Michigan judge in viral videos pulls YouTube stream

State court administrator asks to reconsider the decision

St. Joseph County 3B District Court Chief Judge Jeffrey Middleton | Screenshot

St. Joseph County 3B District Court Chief Judge Jeffrey Middleton shocked his thousands of YouTube followers this week by announcing he was turning off the livestream and shutting down access to virtual hearings. 

“Some of you may have heard, someone may have posted that we will be ending our YouTube livestream essentially today,” Middleton said on Monday. 

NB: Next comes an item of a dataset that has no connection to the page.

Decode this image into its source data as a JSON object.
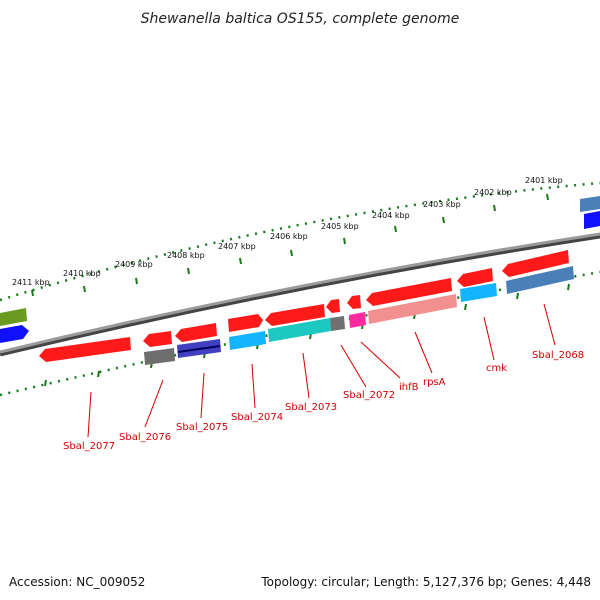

The long-haired judge went on to explain that he had received a call from Jill Booth, the state court region 5 administrator “strongly suggesting” he end the livestreams. Middleton said in the video that he felt obligated to do so as the Michigan Supreme Court and the administrator had originally recommended the Zoom and YouTube streaming option as a way to respond to pandemic orders making courts less accessible for the public. 

Judges in Michigan are employed by the Supreme Court, and are guided by orders from that body. Those orders are enforced and monitored by the state court administrator, Tom Boyd. Administration and monitoring is conducted by one of six regional administrators. St. Joseph County is located in Region 5 and includes all of Southwest Michigan. 

Middleton said his court was the only one in the state encouraged to shutter the live feed. 

John Nevin, a spokesman for the Michigan Supreme Court, said the end of the stream was the result of a misunderstanding. Boyd, Nevin said, is “urging” Middleton to reconsider his decision. 

Michigan Supreme Court using Zoom to hear cases during COVID-19 crisis

The state court administrator has apologized to Judge Middleton for any confusion regarding the livestream and urges judges statewide to continue live streaming proceedings,” Nevin said in a statement. 

Middleton’s office said he was going to consider the request “for a few days.” 

Middleton became a viral sensation in March when, during a hearing for a man accused of assaulting a woman, it was determined the man was in the house with the victim. That resulted in the man’s arrest and because it was on video, it made headlines across the country. Last week, video of him chastising a man who appeared with a profanity as his name on the Zoom hearing also went viral. 

But in his sign off, the judge, who also has thousands following him on Reddit, raised concerns about the privacy rights of defendants, victims and others coming before the court. 

When the pandemic hit, Middleton said, courts around the state were caught flatfooted. Some shut down operations altogether, while others, like 3B, created a skeleton operation. Ultimately, the Supreme Court ordered courts to hold hearings via Zoom. He said the move to the online world had been “an experiment in transparency.” But for him, at least, there was an “inherent flaw” in the entire online hearing process. 

“Nobody asked the litigants what they thought about it,” he said from the bench. “Nobody asked the domestic violence victim or the young girl who got arrested for shoplifting. Or somebody that got arrested for drunk driving. Or somebody who has a prelim on a methamphetamine charge or something as simple as driving without a license: Nobody asked them, ‘What do you think about being broadcast on YouTube and having 1.5 million hits?’ That’s the downside of this.”

That’s a concern shared by the Supreme Court, said Nevin. 

Michigan chief justice: SCOTUS should allow video streaming

“We are aware of concerns about privacy that have been expressed by groups ranging from judges to prosecutors to survivors,” Nevin wrote in a statement. “We are examining existing court rules regarding when court closures are permitted in order to make sure rules regarding livestreams follow the law, protect privacy, and maintain public access.”

In fact, the Supreme Court empaneled a group to review policies and rules to continue streaming of court hearings beyond the COVID crisis. The Michigan Press Association also has privacy concerns, said Public Policy Manager Lisa McGraw, who sits on that committee. 

“We want to make sure the transparency for online court remains the same as it is for in-person court,” she said. 

In that vein, there are times when witnesses are shrouded, or courts require that victims not be videotaped. All those current options should remain, said McGraw. 

Nevin said the working group that McGraw is part of has completed a draft of recommendations for continuing online courts hearings. The draft is currently being circulated to judges for their input and Nevin said he hopes it will be released by the end of the month. 

“In fact, an upcoming ‘lessons learned’ report regarding the judiciary’s response to the pandemic is expected to recommend continued online proceedings and livestreams,” Nevin said. “These innovations have both made public access to proceedings much more convenient and increased transparency.”